- Prime Minister Boris Johnson has pointed to construction and climate change as two potential reasons for severe flooding in the UK which has claimed the life of a woman, disrupted rail services, and caused property damage.
- “We are seeing more and more serious flooding – perhaps because of building, almost certainly because of climate change,” he said, according to the BBC.
- The floodwaters have swept a woman into a river, led to cancellations and diversions of train services, and raised at least one river to a record height.
- Visit Insider’s homepage for more stories.
Prime Minister Boris Johnson pointed to construction and climate change as two potential reasons for severe flooding in parts of the UK, which has claimed the life of a woman, disrupted rail services, and caused property damage.
“People have been moved out of their homes and probably hundreds of businesses have seen damage to their properties,” Johnson said during a Friday visit to Matlock, a town in Derbyshire in the East Midlands, according to the BBC.
“We are seeing more and more serious flooding – perhaps because of building, almost certainly because of climate change,” he added.
A woman was swept into the River Derwent near the Derbyshire village of Rowsley on Friday, the BBC reported.
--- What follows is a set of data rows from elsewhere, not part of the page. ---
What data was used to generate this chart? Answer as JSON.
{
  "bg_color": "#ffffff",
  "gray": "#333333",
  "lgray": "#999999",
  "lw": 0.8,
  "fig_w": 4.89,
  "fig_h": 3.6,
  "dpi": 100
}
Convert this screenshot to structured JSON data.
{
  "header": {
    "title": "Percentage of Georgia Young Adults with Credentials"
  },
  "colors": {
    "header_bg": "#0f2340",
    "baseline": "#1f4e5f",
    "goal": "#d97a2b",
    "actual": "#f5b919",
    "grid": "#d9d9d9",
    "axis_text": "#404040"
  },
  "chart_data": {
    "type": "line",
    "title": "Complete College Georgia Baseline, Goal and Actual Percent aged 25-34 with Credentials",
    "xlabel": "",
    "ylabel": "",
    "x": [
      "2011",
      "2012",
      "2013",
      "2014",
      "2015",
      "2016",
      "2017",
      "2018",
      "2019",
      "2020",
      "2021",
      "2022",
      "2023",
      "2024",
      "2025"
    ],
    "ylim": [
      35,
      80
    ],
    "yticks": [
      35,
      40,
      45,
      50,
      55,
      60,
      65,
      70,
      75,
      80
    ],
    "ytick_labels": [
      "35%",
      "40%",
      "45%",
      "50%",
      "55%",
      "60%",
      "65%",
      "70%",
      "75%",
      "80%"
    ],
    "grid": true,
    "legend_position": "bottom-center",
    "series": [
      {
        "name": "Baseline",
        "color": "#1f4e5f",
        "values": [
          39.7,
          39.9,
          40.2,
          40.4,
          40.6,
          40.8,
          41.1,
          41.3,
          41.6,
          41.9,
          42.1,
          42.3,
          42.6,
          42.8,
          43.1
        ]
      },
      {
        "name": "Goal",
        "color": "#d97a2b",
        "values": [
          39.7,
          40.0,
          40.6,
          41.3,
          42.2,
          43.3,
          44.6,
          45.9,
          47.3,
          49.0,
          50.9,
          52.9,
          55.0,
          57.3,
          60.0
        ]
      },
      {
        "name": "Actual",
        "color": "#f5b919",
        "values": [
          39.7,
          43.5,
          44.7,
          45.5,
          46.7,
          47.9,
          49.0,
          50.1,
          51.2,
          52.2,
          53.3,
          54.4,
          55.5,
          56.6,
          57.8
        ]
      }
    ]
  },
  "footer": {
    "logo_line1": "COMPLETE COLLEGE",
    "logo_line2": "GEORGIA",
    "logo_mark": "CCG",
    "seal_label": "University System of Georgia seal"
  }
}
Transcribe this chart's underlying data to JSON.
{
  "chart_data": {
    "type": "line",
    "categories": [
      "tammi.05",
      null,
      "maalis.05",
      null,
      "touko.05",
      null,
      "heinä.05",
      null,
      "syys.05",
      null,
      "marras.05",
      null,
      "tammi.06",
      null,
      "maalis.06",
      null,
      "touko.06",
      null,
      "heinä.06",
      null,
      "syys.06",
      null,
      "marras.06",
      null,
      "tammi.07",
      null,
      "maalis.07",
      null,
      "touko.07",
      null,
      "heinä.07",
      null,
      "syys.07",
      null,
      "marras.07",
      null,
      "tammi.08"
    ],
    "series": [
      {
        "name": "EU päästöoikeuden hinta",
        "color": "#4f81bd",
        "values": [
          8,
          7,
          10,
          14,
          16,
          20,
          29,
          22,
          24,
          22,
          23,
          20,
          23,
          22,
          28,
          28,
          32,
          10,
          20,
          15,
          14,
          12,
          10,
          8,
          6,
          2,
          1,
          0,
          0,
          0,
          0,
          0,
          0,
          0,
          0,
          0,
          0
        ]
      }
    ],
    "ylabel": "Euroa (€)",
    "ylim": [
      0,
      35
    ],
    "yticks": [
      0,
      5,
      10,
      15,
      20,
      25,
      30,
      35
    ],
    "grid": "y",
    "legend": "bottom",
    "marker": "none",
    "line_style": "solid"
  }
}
Her body was found about two miles away in Derby Dale.
Severe flood warnings remain in place on the River Don in South Yorkshire, after it swelled to a record height of just over 6.3 meters.
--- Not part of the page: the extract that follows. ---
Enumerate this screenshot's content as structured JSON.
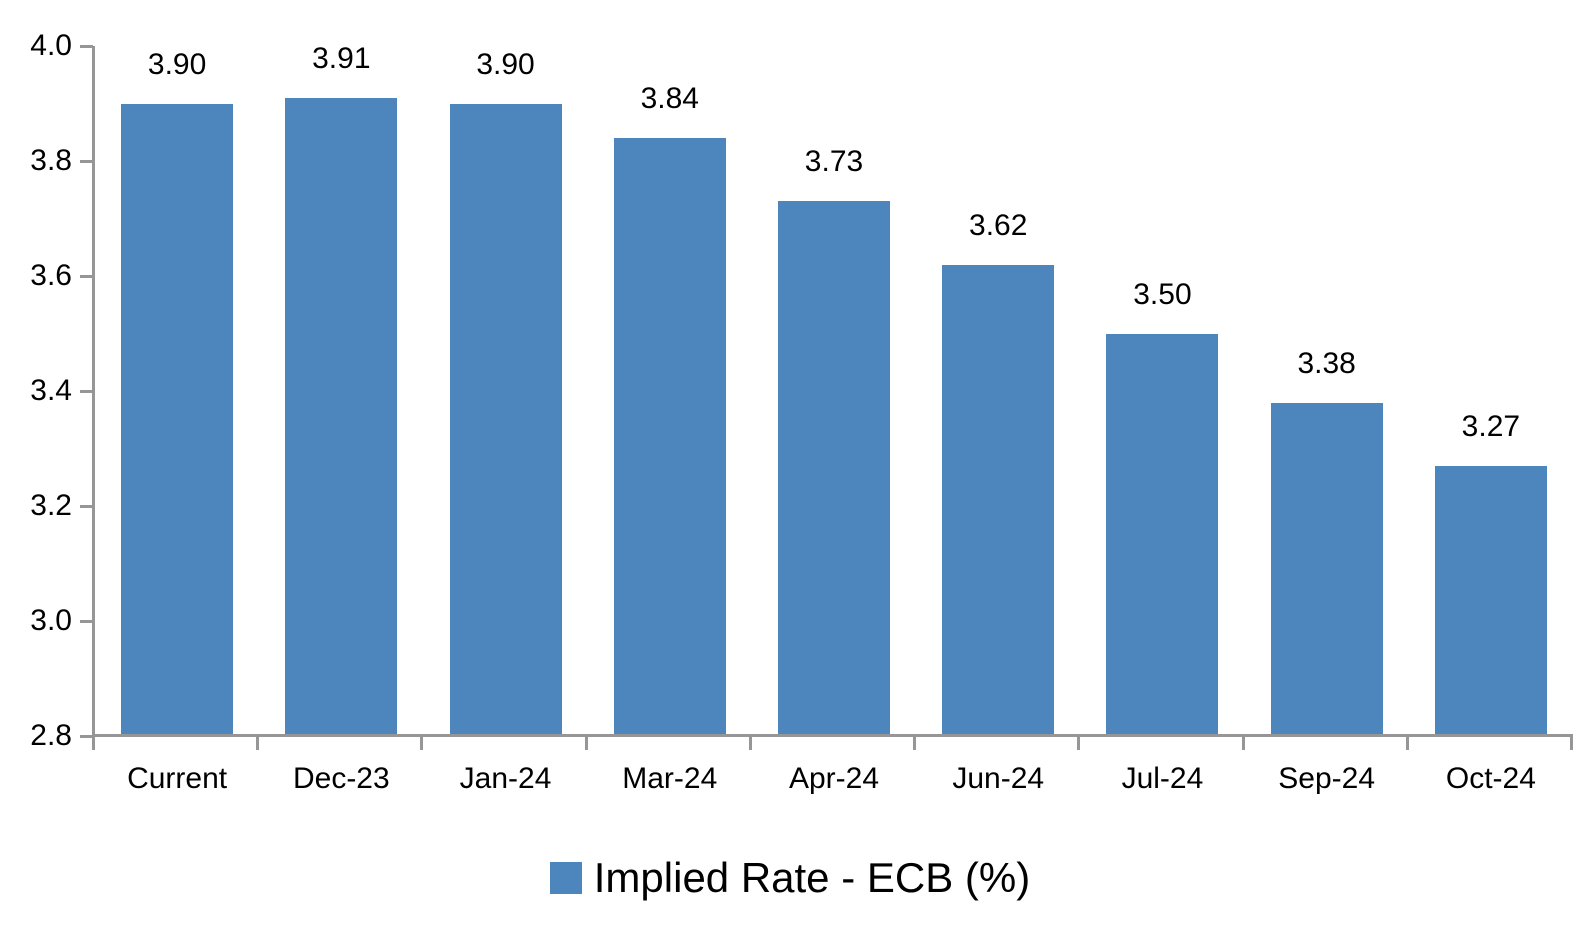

The floodwaters have resulted in the cancellation of train services between Matlock, Derby, and Nottingham and led to diversions between Derby and Chesterfield.
About 4.4 inches (112 millimeters) of rain fell on the UK’s Peak District on Thursday, exceeding the 3.5 inches of monthly rainfall that Yorkshire typically receives at this time of year.
“Some places have seen a month’s worth of rain in one day,” a Met Office meteorologist told Sky News.
While the government is unlikely to deem the current situation a national emergency, Johnson said, it has earmarked £2.6 billion ($3.3 billion) for a “huge programme of flood defenses and flood preparation”.